It is a weird speed, but then again so was TXP, at 320, vs TriX at 400. My guess is that it was as fast as the first guy marketing something faster than 100 for portraits could stand to make and still bill it as for portrait use. Then the rest followed suit.
It is not just the low contrast ones, but others of the pro film lines as well. Fuji NPC and NPS, now called 160 something (I don't recall), Kodak Portra VC, and NC.
Ektachrome tungsten balanced E-6 used to go 64 than 160 then 320 too.
They have been increasing the speed of the C-41 portrait films through the years, they started at 80, then 100, then 125, and now 160. Since they are widely used in 120, 220, and sheet sizes, thus typically with slow lenses, users appreciate every additional third-stop of speed.
I kind of wonder why we have stopped at iso160 then. There are 400 iso versions, but is iso 200 too close to iso 400? Is the speed kept at 160 to differentiate them from 200 iso consumer films? Did digital come along and begin to kill the portrait film market before a 200 iso version emerged?
Well there have been additional technology updates, like 2-electron sensitization. These films could be ISO 250 or ISO 320 or something like that, but instead they have made them finer-grained. That is wise, because we already have ISO 400 versions (with the same technology upgrades, so they could be 640 or 800, but we already have ISO 800... etc .
And this might be a hunch, but ISO 160 can be pretty fast in good sunny light when you use a camera with a top shutter speed of 1/500th or 1/1000th, which a lot of medium formay cameras are limited to. E.g. my Autocord goes up to 1/500th and with ISO 400 in there in good daylight, you're shooting at small apertures generally.
There again, I have never struggled to use ISO 64 in variable light.
So anything much faster than 160 I'd become creatively limited in some light as to what aperture I can use on MF cameras, and my M2 and OM2n.
And isn't amazing that many film's sensitivity (a thing that does not know about our liking for nice, rounded whole numbers) happens to conform to our neatly ordered and organized 100, 200, 400, 800, scheme?
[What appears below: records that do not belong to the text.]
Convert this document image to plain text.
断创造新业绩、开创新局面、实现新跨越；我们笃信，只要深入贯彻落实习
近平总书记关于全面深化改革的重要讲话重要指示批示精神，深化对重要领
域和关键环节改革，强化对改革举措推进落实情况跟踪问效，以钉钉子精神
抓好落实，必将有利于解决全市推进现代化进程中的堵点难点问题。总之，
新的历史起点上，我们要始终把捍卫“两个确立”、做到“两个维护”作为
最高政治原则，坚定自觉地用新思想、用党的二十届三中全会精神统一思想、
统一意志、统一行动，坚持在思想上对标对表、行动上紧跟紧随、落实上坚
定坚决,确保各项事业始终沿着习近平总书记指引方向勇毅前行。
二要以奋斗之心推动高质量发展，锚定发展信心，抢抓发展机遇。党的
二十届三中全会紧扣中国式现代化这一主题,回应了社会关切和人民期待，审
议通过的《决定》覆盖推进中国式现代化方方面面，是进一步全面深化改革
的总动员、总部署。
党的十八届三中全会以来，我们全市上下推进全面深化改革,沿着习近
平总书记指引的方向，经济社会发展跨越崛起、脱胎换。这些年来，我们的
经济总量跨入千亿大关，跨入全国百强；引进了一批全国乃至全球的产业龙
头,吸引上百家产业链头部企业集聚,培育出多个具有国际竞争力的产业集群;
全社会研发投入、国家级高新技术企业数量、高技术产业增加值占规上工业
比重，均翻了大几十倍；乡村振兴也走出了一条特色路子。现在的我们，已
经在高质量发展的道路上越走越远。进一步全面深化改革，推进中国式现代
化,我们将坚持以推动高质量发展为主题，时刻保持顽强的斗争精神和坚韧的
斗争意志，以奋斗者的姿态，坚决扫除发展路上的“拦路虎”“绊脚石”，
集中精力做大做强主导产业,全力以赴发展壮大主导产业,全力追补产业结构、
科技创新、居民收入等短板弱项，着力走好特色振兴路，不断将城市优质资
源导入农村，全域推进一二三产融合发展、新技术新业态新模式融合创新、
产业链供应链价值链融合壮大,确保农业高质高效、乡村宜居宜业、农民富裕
Where are all those 562, 193, 378, 283 etc. ISO emulsions?
A better question, why don't film speeds have the same numbers as shutter speeds? Sunny-16 would be a lot more convenient if shutter speeds went 50, 100, 200....
Coming from a 'oldtimer' perspective in wedding photography, 160 was the standard film speed, and most rated VPS at 125 for a bit more shadow detail. The 160 was really handy when you had to calculate Guide Numbers on the fly with a non-Auto Norman 200b, but after a while got easier, 10 ft is f16. I still find that speed capable when doing outdoor bright light portraits with fill flash, 1/250 and f11 for a decent distance works well. I wish my D3 went lower, I guess I'm the only one who has to shoot in bright light on a beach with flash at something less than F32.